Searching for "\mathbb Z \ast \mathbb Z" site:math.stackexchange.com lead me to Georges Elencwajg's comment

Dear Akhil, I don't know about the existence of a purely algebraic proof. What I know is that until a few years ago there was no purely algebraic computation of the algebraic fundamental group of the projective complex line minus three points (namely $\pi_1^{alg}(\mathbb P^1_{\mathbb C} \setminus \{0,1, \infty\})=\widehat{\mathbb Z\ast \mathbb Z}$).

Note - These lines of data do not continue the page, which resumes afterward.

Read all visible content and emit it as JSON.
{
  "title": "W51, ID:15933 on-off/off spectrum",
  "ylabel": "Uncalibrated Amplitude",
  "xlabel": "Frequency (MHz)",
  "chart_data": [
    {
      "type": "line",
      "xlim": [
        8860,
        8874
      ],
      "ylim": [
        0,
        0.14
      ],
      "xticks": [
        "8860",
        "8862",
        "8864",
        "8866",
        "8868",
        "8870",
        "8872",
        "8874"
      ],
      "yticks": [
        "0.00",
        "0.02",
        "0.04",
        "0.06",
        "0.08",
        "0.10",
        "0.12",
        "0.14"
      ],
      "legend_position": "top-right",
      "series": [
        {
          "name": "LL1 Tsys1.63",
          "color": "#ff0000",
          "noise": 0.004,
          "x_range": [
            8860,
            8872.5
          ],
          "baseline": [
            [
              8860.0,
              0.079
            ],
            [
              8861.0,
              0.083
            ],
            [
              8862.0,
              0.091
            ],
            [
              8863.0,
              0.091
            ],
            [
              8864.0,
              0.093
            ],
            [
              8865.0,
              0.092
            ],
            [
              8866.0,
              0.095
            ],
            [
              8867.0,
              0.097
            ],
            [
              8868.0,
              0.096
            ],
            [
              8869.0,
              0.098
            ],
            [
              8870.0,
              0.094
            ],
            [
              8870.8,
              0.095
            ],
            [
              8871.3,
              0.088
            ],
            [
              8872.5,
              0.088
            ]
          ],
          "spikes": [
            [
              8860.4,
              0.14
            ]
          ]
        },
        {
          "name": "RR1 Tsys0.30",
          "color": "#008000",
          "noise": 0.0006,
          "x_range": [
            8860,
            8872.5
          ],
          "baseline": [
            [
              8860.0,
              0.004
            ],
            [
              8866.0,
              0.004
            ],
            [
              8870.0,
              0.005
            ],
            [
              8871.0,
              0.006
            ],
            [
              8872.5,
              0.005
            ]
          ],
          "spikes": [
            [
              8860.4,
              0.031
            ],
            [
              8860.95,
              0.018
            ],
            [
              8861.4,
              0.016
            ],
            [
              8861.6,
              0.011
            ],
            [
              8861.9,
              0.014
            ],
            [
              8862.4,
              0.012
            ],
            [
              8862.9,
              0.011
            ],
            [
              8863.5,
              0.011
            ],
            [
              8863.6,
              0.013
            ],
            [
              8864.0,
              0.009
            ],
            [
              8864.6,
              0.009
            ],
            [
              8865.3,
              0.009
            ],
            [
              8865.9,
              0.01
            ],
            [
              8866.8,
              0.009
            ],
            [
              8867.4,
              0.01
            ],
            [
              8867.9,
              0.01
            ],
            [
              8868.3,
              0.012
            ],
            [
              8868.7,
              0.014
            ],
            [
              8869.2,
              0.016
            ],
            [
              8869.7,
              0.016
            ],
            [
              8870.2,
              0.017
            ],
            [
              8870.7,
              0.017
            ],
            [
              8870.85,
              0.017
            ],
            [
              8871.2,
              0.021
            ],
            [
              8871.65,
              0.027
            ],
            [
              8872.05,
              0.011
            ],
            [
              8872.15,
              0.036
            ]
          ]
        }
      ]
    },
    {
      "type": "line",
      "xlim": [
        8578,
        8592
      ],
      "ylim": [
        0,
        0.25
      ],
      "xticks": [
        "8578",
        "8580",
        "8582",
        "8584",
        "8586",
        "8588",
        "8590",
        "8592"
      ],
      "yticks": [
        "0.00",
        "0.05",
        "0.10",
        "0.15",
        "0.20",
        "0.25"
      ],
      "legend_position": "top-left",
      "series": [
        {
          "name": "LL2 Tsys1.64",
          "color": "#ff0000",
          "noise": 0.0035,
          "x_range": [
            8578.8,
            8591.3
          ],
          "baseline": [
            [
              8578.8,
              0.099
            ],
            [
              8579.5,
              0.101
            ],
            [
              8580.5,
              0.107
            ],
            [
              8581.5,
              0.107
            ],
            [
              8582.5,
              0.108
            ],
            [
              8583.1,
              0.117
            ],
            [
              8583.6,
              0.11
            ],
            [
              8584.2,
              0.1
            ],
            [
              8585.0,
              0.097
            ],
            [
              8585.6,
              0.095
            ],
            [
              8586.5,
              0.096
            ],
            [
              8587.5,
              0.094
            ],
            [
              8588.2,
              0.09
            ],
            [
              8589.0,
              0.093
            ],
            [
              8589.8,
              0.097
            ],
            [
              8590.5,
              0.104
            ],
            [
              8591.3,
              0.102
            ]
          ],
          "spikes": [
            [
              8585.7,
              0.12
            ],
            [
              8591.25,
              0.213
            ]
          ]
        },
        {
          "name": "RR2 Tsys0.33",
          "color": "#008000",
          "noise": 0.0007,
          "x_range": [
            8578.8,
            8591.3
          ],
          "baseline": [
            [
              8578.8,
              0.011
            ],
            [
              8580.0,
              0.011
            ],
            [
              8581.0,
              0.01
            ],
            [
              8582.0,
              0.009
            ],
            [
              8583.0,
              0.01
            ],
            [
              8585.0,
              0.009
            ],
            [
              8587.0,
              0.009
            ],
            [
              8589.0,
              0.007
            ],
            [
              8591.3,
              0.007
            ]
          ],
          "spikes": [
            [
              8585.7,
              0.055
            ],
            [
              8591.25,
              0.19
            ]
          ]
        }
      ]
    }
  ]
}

Searching for "\mathbb Z * \mathbb Z \to \mathbb Z \times \mathbb Z" site:math.stackexchange.com gives this question:

The first is, Is $i_*: \pi_1(S^1 \vee S^1) \to \pi_1(S^1 \times S^1)$ injective? My intuition is that no, this is not injective because $\pi_1(S^1 \vee S^1) = \mathbb{Z} * \mathbb{Z}$, the free group on two generators and $\pi_1 (S^1 \times S^1) = \mathbb{Z}\times \mathbb{Z}$. However, I am not sure if this is in fact true and I am trying to figure out the best way to go about showing it.

And from an answer to the same question:

Consider a homomorphism $f: \mathbb{Z} \ast \mathbb{Z} \to \mathbb{Z} \times \mathbb{Z}$. If $a$ and $b$ are the generators of $\mathbb{Z} \ast \mathbb{Z}$ then consider what $ab$ and $ba$ map to:
$f(ab) = f(a)f(b) = f(b) f(a) = f(ba)$

In both cases it seems to denote free product.